# Quill Spring



## Omnimill (Jul 9, 2010)

Following on from this: http://www.homemodelenginemachinist.com/index.php?topic=9894.0

I would now like to reduce the spring tension on the quill of my VMC. Anyone got any ideas about the best way to do this? I've not looked yet but expect it's a scroll spring and they can be a bit of a problem to get back sometimes so I'm loathe to start messing about with it until I have some idea what I'm attempting ... :noidea:

Vic.


----------



## JimM (Jul 9, 2010)

Vic, does your VMC mill have the large 'disc' on the opposite side of the quill to the handle (like your omnimill had)  If so I have the omnimil manual that explains how to adjust the tension so may work on this one too ?

Cheers

Jim


----------



## Omnimill (Jul 9, 2010)

Hi Jim, I think it does but it has a concentric clutch assembly for the fine feed as well. I have some Omnimill paperwork somewhere as well so I'll have a look at that and the exploded parts list for the VMC. To be honest I hadn't even thought about being able to adjust it - I thought it would need "modifying"! I have to say the tension on the VMC is much greater than my old Omnimill, I'd be surprised if I could adjust it as low.

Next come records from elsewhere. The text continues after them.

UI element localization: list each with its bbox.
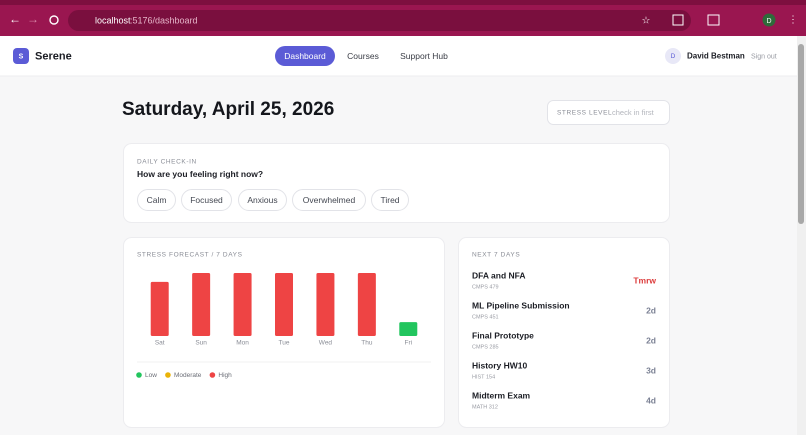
x-tick-label: Fri bbox=[404, 340, 412, 347]
bar bbox=[233, 273, 252, 336]
task-name: ML Pipeline Submission bbox=[472, 300, 570, 310]
mood-chip[interactable] bbox=[181, 189, 232, 211]
bar bbox=[399, 322, 418, 336]
logo-letter: S bbox=[19, 53, 24, 60]
nav-link[interactable]: Courses bbox=[347, 51, 379, 61]
mood-chip[interactable] bbox=[137, 189, 176, 211]
url-host: localhost bbox=[95, 15, 131, 25]
url-path: :5176/dashboard bbox=[130, 15, 198, 25]
nav-link[interactable]: Support Hub bbox=[400, 51, 448, 61]
task-name: History HW10 bbox=[472, 360, 528, 370]
menu-button[interactable]: ⋮ bbox=[788, 15, 798, 26]
mood-label: Overwhelmed bbox=[303, 195, 356, 205]
legend-swatch bbox=[136, 372, 142, 378]
bar bbox=[275, 273, 293, 336]
x-tick-label: Sat bbox=[155, 340, 165, 347]
checkin-question: How are you feeling right now? bbox=[137, 169, 263, 179]
mood-label: Tired bbox=[380, 195, 399, 205]
task-name: Midterm Exam bbox=[472, 390, 531, 400]
task-course: HIST 154 bbox=[472, 374, 495, 380]
forward-button[interactable]: → bbox=[27, 12, 39, 26]
mood-label: Anxious bbox=[247, 195, 277, 205]
scrollbar-thumb[interactable] bbox=[798, 44, 804, 224]
bar bbox=[357, 273, 376, 336]
bookmark-star[interactable]: ☆ bbox=[642, 16, 651, 27]
reload-button[interactable] bbox=[49, 15, 59, 25]
task-course: CMPS 285 bbox=[472, 344, 499, 350]
back-button[interactable]: ← bbox=[9, 12, 21, 26]
x-tick-label: Tue bbox=[279, 340, 290, 347]
legend-label: Low bbox=[145, 372, 157, 379]
user-name: David Bestman bbox=[687, 52, 745, 61]
legend-label: Moderate bbox=[174, 372, 202, 379]
x-tick-label: Sun bbox=[195, 340, 207, 347]
x-tick-label: Wed bbox=[319, 340, 333, 347]
user-avatar[interactable] bbox=[665, 48, 681, 64]
app-nav bbox=[0, 36, 797, 76]
sign-out[interactable]: Sign out bbox=[751, 53, 777, 60]
mood-chip[interactable] bbox=[292, 189, 366, 211]
task-name: Final Prototype bbox=[472, 330, 534, 340]
scrollbar bbox=[797, 36, 806, 435]
nav-link[interactable]: Dashboard bbox=[284, 51, 326, 61]
user-initial: D bbox=[671, 53, 676, 60]
stress-value: check in first bbox=[612, 108, 655, 117]
legend-swatch bbox=[209, 372, 216, 378]
task-course: CMPS 451 bbox=[472, 314, 499, 320]
profile-initial: D bbox=[766, 18, 771, 25]
checkin-label: DAILY CHECK-IN bbox=[137, 159, 197, 166]
task-course: CMPS 479 bbox=[472, 284, 499, 290]
x-tick-label: Mon bbox=[236, 340, 249, 347]
mood-chip[interactable] bbox=[238, 189, 287, 211]
tab-strip bbox=[0, 0, 806, 5]
bar bbox=[316, 273, 335, 336]
upcoming-title: NEXT 7 DAYS bbox=[472, 252, 520, 259]
mood-chip[interactable] bbox=[371, 189, 409, 211]
legend-swatch bbox=[165, 372, 171, 378]
extensions-icon[interactable] bbox=[672, 14, 684, 26]
date-heading: Saturday, April 25, 2026 bbox=[122, 99, 334, 120]
mood-label: Calm bbox=[147, 195, 167, 205]
stress-level-pill bbox=[547, 100, 670, 125]
task-due: 3d bbox=[646, 365, 656, 375]
profile-avatar[interactable] bbox=[762, 13, 776, 27]
task-course: MATH 312 bbox=[472, 404, 498, 410]
upcoming-card bbox=[458, 237, 670, 428]
address-bar[interactable] bbox=[68, 10, 691, 31]
stress-label: STRESS LEVEL bbox=[557, 110, 612, 117]
brand[interactable]: Serene bbox=[35, 50, 72, 62]
bar bbox=[150, 281, 169, 336]
mood-label: Focused bbox=[190, 195, 223, 205]
task-due: 2d bbox=[646, 335, 656, 345]
task-name: DFA and NFA bbox=[472, 270, 526, 280]
logo[interactable] bbox=[13, 48, 29, 64]
chart-title: STRESS FORECAST / 7 DAYS bbox=[137, 252, 243, 259]
task-due: Tmrw bbox=[633, 275, 656, 285]
nav-active-pill[interactable] bbox=[275, 46, 335, 66]
legend-label: High bbox=[218, 372, 232, 379]
task-due: 4d bbox=[646, 395, 656, 405]
bar bbox=[192, 273, 211, 336]
x-tick-label: Thu bbox=[361, 340, 373, 347]
task-due: 2d bbox=[646, 305, 656, 315]
cast-icon[interactable] bbox=[707, 14, 720, 26]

Thanks for the idea though Jim Thm:, I may be in touch if my old paperwork doesn't include the spring adjustment.

Vic.


----------



## deverett (Jul 11, 2010)

Vic 

Haven't you just bought a Warco machine? If so, why not give the friendly folk at the Warco service department a call. They must know if adjustment is possible.

Dave
The Emerald Isle


----------



## Omnimill (Jul 11, 2010)

Hi Dave, I spoke to the boss of Warco today at the Guildford show and he didn't know the answer but suggested the same thing - give tech a call! 

Update: I spoke to Warco today (tuesday) and to cut a long story short it's now adjusted. It's not clear on the parts diagram but there is a Scroll spring on the right side of the quill (not the left side as I was told!).


Vic.


----------